# FSL入门

## 0x01 什么是小样本学习

### 简单介绍

Few-Shot Learning 泛指从少量标注数据中学习的方法和场景，理想情况下，一个能进行 Few-Shot Learning 的模型，也能快速地应用到新领域上。Few-Shot Learning 是一种思想，并不指代某个具体的算法、模型，所以也并没有一个通用的、万能的模型，能仅仅使用少量的数据，就把一切的机器学习问题都解决掉，讨论 Few-Shot Learning 时，一般会聚焦到某些特定的问题上，比如 Few-Shot Learning 思想应用到分类问题上时就称之为 Few-Shot Classification。

(PS:以下提及的Few-shot learning主要针对分类任务，相关论文也是分类任务)

### 研究意义

（主动学习的初衷也是降低人工标记成本。但是与小样本学习的不同在于主动学习会有大量的原始未标记的样本，在学习的过程中选择信息量比较多的样本交予专家去标记。但是小样本学习可能因为种种原因无法获取足够的原始未标记数据，这对学习难度会更大。）

### 主要困难

• 现在已有一定量标注的数据集，数据集有很多种类，但是每一类的样本数量不多！现在可以将这数据集作为训练集进行训练，获得模型$M$.
• 给定一批新标注的数据集(与之前的训练集毫无交叉，换句话说，模型从未见过新数据)，其中共有$N$类，每一类有$k$个样本。（即$N$-way $k$-shot 问题）
• $k=1$时就是 one-shot
• $k=0$时就是 zero-shot
• 任务就是利用模型$M$实现对新数据集的分类。

（举个例子就是，你见过大量的鸡、大量的鸭，突然某天见到一只鹅，你不认识，别人告诉你这是鹅，你就会在心里记下 身体呈白色，体态像鸭的两只脚禽兽就是鹅。但是某天一只黑天鹅出现了，这是啥？！ ）

$R(h)=\int l(h(x),y)dp(x,y)=\mathbb{E}[l(h(x),y)] \tag{1}$

$R(h_{Train})=\frac{1}{n}\sum_{i=1}^{|Train|}l(h(x^{i}),y^{i}) \tag{2}$

(训练集的风险函数$R(h_{Train})$,可获得的最优值情况下的风险函数$R(\hat{h})$)

$\mathbb{E}[R(h_{Train})-R(h^*)]=\mathbb{E}[R(\hat{h})-R(h^*)]+\mathbb{E}[R(h_{Train})-R(\hat{h})] \tag{3}$

approximation error：只与算法L的假设空间$\mathcal{H}$相关（假设空间采样）。

estimation error：不但与假设空间$\mathcal{H}$相关，还与训练集的采样相关（训练样本采样）。

$\varepsilon(\mathcal{H},Train)\rightarrow\varepsilon(\mathcal{H},\infin)=\lim_{Train\rightarrow \infin}\mathbb{E}[R(h_{Train})-R(\hat{h})]=0$

## 0x02 解决小样本学习的主要方法

### 基本过程：

• 挖掘事物高层的语义表示，
• 得到先验知识(从任务集合中提取和传播可迁移的知识)，
• 使训练出的模型具有可迁移性(能迁移到小样本)。

### 主要方法：

• 数据增强：通过何种方式扩充数据样本的大小。
• 预估模型：挖掘高层次的语义特征，降低模型参数空间和优化难度，约束模型空间。
• 改进算法：传统的SGD算法不适于FSL，只能通过其他优化方式进行训练

# Paper

## 0x00 Abstract

During meta-learning, it learns to learn a deep distance metric to compare a small number of images within episodes, each of which is designed to simulate the few-shot setting. Once trained, a RN is able to classify images of new classes by computing relation scores between query images and the few examples of each new class without further updating the network.

## 0x01 Introduction

Few-shot learning aims to recognise novel visual categories from very few labelled examples.

Data augmentation and regularisation techniques can alleviate overfitting in such a limited-data regime, but they do not solve it.

While promising, most existing few-shot learning approaches either require complex inference mechanisms, complex recurrent neural network (RNN) architectures, or fine-tuning the target problem.

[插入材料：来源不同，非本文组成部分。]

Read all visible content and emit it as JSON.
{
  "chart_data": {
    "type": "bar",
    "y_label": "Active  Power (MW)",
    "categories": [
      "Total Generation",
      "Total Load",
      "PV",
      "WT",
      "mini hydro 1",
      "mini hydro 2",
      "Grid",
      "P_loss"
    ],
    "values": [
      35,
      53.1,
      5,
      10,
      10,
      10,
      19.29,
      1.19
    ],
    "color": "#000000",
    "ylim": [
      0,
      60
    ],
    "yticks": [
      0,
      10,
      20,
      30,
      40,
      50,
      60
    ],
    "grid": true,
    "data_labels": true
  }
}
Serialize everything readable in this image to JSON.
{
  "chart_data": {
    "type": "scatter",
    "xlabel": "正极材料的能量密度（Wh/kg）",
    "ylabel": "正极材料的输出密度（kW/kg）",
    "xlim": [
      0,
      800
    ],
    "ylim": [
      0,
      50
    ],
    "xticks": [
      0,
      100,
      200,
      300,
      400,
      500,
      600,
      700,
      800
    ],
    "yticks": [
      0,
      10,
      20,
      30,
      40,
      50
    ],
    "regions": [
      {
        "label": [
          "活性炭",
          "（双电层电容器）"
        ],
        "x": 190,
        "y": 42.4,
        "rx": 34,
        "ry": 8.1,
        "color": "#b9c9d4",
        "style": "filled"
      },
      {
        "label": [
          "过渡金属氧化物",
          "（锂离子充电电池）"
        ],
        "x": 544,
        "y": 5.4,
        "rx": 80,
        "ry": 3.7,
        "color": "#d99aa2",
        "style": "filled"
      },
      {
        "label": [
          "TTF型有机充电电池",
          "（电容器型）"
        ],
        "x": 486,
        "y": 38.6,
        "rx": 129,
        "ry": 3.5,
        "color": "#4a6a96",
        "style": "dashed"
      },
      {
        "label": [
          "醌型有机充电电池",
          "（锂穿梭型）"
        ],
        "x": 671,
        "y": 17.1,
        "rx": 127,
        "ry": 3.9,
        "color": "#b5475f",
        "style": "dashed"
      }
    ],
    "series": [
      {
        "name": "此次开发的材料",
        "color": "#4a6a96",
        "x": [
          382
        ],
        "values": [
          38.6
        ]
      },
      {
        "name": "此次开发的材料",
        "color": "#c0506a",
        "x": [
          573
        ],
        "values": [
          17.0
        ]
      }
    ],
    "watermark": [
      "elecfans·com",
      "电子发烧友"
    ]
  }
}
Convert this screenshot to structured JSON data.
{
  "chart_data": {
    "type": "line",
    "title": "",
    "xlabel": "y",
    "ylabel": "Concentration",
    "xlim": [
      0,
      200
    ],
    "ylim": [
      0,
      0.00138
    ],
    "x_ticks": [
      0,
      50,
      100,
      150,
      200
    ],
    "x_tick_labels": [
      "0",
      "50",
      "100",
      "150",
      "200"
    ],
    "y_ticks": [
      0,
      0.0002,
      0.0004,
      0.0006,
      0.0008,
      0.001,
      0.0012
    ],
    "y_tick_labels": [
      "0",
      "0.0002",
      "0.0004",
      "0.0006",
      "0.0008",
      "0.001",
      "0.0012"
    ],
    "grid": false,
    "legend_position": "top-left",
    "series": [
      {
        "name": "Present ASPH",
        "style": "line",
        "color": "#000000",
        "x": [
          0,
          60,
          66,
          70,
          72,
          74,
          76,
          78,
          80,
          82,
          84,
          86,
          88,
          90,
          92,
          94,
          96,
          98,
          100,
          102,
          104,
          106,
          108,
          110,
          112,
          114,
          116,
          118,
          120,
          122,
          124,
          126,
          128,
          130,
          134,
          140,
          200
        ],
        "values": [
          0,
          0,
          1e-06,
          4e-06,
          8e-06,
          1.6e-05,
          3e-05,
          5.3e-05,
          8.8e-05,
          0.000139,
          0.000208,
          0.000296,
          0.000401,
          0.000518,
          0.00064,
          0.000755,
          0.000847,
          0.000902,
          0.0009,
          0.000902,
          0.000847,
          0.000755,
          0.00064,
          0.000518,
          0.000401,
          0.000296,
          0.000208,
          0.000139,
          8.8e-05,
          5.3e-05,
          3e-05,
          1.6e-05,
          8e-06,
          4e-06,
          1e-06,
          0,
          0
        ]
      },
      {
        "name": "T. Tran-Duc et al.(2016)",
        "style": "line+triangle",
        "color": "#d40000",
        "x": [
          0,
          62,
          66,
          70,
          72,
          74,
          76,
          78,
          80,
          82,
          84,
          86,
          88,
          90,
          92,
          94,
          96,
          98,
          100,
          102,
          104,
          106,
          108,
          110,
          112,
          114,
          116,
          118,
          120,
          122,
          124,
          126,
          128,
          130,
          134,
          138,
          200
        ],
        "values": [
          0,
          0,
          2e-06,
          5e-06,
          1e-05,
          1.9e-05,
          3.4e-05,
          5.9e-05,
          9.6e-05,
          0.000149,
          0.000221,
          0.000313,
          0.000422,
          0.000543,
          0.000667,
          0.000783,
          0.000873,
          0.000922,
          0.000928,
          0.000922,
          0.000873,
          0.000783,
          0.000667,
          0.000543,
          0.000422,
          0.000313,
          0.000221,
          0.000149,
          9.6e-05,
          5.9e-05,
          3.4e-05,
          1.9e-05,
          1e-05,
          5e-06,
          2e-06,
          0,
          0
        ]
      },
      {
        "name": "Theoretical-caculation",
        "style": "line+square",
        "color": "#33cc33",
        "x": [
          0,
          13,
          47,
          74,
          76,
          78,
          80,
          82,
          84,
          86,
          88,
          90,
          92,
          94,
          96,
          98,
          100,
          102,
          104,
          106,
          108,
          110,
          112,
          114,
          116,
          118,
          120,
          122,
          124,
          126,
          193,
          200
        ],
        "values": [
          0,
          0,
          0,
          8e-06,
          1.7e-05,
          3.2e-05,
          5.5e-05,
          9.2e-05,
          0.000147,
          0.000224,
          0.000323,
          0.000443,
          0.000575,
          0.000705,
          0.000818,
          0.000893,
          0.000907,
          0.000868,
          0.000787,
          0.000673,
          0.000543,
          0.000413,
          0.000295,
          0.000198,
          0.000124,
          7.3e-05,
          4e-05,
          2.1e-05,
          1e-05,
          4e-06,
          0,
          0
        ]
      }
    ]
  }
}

Our approach is most related to others that aim to train an effective metric for one-shot learning.

By expressing the inductive bias of a deeper solution (multiple non-linear learned stages at both embedding and relation modules), we make it easier to learn a generalisable solution to the problem.

Specifically, we propose a two-branch Relation Network (RN) that performs few-shot recognition by learning to compare query images against few-shot labeled sample images.

• First an embedding module generates representations of the query and training images.
• Then these embeddings are compared by a relation module that determines if they are from matching categories or not.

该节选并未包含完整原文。